With the goal of a fourth IORT cohort beginning this year, Bethany reflected on how instrumental these trainings have been for her own career development. The first three offerings of the IORT trained 37 emerging researchers, producing nine published papers, eight papers under review and another three in late stage development. The success extends beyond having published papers – in February, Bethany and colleagues submitted a National Institutes of Health (NIH) grant where all of the preliminary evidence pointed to results from IORT research and two of the co-investigators were former IORT trainees. The team plans to submit a second NIH grant this year building off of this work.

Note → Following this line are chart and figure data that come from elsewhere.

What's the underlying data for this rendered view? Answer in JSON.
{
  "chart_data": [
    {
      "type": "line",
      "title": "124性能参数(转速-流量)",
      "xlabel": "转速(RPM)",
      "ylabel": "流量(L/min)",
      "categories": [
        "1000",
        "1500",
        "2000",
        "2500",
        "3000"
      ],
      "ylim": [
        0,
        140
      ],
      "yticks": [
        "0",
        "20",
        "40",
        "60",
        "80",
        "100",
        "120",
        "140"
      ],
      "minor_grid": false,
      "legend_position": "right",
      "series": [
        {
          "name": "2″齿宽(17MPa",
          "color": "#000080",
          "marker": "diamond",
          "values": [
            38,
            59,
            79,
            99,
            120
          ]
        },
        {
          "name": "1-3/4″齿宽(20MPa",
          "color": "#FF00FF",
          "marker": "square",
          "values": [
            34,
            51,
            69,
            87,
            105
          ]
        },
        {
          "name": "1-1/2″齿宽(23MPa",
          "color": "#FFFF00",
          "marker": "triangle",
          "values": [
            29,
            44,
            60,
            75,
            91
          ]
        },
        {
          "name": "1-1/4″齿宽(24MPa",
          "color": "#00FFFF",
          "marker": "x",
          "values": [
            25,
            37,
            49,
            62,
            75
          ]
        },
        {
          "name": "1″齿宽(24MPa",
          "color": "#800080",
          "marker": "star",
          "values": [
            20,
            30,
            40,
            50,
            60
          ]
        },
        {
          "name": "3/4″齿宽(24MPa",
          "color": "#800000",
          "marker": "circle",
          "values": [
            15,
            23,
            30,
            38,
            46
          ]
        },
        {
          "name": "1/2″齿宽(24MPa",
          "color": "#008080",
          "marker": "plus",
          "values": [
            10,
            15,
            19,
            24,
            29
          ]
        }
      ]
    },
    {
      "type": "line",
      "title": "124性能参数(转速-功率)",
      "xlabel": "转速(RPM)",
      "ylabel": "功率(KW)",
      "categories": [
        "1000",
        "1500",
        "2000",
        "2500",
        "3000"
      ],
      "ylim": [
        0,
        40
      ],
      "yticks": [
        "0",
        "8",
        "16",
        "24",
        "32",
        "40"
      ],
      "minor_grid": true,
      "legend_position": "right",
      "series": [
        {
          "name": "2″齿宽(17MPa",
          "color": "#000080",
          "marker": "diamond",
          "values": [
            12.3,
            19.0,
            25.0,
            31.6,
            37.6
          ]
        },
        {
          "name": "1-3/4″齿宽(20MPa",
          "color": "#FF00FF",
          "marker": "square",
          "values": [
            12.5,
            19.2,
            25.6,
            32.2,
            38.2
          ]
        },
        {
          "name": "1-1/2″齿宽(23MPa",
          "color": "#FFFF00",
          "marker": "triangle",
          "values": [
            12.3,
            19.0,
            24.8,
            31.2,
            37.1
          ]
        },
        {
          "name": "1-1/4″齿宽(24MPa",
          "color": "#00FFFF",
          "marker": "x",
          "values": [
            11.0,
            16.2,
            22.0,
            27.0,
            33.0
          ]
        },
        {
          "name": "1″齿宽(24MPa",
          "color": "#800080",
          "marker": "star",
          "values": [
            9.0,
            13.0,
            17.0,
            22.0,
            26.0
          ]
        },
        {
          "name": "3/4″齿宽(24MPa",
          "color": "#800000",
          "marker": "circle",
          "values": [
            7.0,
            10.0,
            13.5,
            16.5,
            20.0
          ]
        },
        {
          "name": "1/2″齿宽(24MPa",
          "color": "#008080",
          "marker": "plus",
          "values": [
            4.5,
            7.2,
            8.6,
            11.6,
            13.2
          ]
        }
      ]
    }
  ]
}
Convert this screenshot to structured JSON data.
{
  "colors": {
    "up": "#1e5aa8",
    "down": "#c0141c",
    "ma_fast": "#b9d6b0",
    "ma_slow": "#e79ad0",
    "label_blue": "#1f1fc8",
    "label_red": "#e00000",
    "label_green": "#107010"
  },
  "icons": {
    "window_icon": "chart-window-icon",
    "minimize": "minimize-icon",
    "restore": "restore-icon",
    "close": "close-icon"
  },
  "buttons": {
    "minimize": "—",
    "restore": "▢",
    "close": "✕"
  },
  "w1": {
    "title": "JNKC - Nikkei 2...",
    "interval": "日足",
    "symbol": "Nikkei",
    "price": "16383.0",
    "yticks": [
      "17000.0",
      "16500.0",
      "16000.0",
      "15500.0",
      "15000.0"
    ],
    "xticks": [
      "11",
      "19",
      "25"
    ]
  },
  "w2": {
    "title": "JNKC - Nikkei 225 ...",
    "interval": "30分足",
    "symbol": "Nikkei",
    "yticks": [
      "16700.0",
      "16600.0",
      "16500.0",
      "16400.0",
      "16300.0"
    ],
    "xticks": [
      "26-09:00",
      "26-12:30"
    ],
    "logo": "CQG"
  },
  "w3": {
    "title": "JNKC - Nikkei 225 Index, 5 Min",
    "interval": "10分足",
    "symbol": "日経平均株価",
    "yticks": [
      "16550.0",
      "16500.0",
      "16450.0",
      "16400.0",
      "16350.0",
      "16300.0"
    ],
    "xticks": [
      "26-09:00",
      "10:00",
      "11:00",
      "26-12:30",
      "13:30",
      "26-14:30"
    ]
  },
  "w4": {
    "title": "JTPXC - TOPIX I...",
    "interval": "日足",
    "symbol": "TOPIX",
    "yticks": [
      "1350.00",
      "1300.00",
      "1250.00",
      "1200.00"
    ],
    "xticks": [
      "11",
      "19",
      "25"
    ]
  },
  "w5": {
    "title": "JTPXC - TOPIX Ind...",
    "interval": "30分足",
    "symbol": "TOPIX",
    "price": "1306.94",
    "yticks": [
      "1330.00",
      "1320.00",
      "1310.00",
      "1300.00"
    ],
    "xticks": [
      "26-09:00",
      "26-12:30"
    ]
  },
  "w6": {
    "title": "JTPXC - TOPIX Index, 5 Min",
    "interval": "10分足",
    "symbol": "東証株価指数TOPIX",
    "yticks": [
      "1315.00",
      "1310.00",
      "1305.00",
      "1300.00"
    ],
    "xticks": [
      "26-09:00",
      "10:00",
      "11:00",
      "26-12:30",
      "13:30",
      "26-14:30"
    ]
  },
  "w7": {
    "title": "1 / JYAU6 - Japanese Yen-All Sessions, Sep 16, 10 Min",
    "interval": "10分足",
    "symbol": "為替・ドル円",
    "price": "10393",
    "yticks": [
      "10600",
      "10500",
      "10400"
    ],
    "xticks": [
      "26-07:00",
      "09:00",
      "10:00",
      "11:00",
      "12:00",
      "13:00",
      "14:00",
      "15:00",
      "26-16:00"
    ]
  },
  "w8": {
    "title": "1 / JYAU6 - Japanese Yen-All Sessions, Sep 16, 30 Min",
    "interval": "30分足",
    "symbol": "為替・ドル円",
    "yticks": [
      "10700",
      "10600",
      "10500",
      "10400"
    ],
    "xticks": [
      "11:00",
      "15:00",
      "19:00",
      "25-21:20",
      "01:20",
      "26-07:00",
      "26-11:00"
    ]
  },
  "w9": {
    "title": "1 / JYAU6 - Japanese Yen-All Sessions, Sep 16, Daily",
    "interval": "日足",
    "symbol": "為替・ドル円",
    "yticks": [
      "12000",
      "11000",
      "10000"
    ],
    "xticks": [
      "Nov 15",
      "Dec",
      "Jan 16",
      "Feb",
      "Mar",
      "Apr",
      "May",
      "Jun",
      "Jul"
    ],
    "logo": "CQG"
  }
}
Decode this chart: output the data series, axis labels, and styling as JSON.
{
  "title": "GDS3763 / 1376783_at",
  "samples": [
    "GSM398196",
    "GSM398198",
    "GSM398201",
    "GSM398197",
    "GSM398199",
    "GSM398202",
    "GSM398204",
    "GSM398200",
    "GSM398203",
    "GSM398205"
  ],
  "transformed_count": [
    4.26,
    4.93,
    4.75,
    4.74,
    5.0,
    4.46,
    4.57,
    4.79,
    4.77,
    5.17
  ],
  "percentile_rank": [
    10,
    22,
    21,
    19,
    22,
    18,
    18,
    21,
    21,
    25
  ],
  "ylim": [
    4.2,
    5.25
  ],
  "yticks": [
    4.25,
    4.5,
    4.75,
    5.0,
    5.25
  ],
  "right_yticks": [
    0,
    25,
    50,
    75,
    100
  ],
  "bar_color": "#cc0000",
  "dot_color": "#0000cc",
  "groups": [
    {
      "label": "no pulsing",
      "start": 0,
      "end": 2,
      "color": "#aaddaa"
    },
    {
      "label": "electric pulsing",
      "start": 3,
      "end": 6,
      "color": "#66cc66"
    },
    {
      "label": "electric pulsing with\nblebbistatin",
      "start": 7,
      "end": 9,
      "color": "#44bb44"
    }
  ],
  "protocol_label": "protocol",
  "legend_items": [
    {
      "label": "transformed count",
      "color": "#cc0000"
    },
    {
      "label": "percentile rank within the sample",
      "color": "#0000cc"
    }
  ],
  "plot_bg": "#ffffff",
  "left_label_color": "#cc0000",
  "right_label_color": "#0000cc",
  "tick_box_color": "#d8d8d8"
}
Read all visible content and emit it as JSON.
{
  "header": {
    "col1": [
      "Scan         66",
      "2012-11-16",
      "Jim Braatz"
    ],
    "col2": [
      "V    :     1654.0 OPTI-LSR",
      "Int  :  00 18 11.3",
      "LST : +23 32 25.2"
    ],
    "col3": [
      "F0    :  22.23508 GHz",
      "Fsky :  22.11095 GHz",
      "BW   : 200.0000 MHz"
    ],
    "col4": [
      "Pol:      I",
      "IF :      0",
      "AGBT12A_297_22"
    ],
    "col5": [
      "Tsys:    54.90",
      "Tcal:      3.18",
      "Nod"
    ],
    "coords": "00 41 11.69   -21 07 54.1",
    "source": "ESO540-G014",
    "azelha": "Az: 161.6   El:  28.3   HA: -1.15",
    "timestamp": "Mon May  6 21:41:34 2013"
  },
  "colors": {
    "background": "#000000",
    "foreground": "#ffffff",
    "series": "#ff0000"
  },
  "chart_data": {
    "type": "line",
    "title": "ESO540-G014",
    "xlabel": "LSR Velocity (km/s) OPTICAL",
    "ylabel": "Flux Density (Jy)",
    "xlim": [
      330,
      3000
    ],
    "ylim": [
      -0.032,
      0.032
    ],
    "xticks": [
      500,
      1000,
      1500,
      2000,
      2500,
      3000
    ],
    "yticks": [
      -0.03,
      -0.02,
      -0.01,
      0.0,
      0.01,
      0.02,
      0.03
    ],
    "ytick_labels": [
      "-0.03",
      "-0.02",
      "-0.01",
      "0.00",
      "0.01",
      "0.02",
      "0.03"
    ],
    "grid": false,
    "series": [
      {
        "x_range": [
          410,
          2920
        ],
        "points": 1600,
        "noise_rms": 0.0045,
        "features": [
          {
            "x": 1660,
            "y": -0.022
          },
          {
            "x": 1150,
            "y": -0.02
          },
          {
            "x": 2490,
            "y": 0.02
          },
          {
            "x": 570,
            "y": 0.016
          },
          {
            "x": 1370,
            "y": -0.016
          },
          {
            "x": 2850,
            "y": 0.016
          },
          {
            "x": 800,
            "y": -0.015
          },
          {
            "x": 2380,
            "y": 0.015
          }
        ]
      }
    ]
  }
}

IORT mentors and trainees: Bethany Hedt-Gauthier (front row, far left), Christophe Mpirimbanyi (front row, third from left), Jackie Odihambo (front row, second from right) , Robert Riviello (front, far right) . Photo credit: Bethany Hedt-Gauthier
These trainings have also built the research careers of her mentees. Christophe is leading his own scholarly work, looking more closely at management of soft tissue infections in rural settings using data generated through the IORT. With funding from the Burke Fellowship, he traveled to Las Vegas in February to present his work on emergency general surgery in Rwanda at the 12th Annual Academic Surgical Congress, a premier conference for networking on emerging surgical research, and then to Boston to present to faculty and students at Harvard Medical School. Jackie aims for a career in health policy in East Africa, with plans to pursue a PhD within the next two years to further develop her skills. Through her support of this and other capacity building activities, she has over a dozen publications and with funding from the Burke Fellowship, is presenting the IORT program and research results at the Bethune Round Table in Ottawa, Canada in June 2017.
Bethany Hedt-Gauthier, 2015 Burke Global Health Fellow
True to the fellowship goals, Bethany’s Burke Fellowship certainly has helped her “launch and advance” her career and has mapped out a professional pathway as she continues as tenure-tracked faculty at HMS. She is proud of her career growth over the last two years, but is perhaps most proud of her trainees--Christophe, Jackie and others. “These colleagues are some of the most dedicated and hard-working individuals that I have ever worked with, and their achievements of publications and invitations to conferences should be noted”, Bethany remarks. “It has been my honor to support them through the Burke Fellowship and have no doubt that this will catalyze ongoing collaborative relationships between Rwandan clinicians and Rwandan and HMS researchers to build and strengthen surgery programs that meet the health needs of the nation they serve.”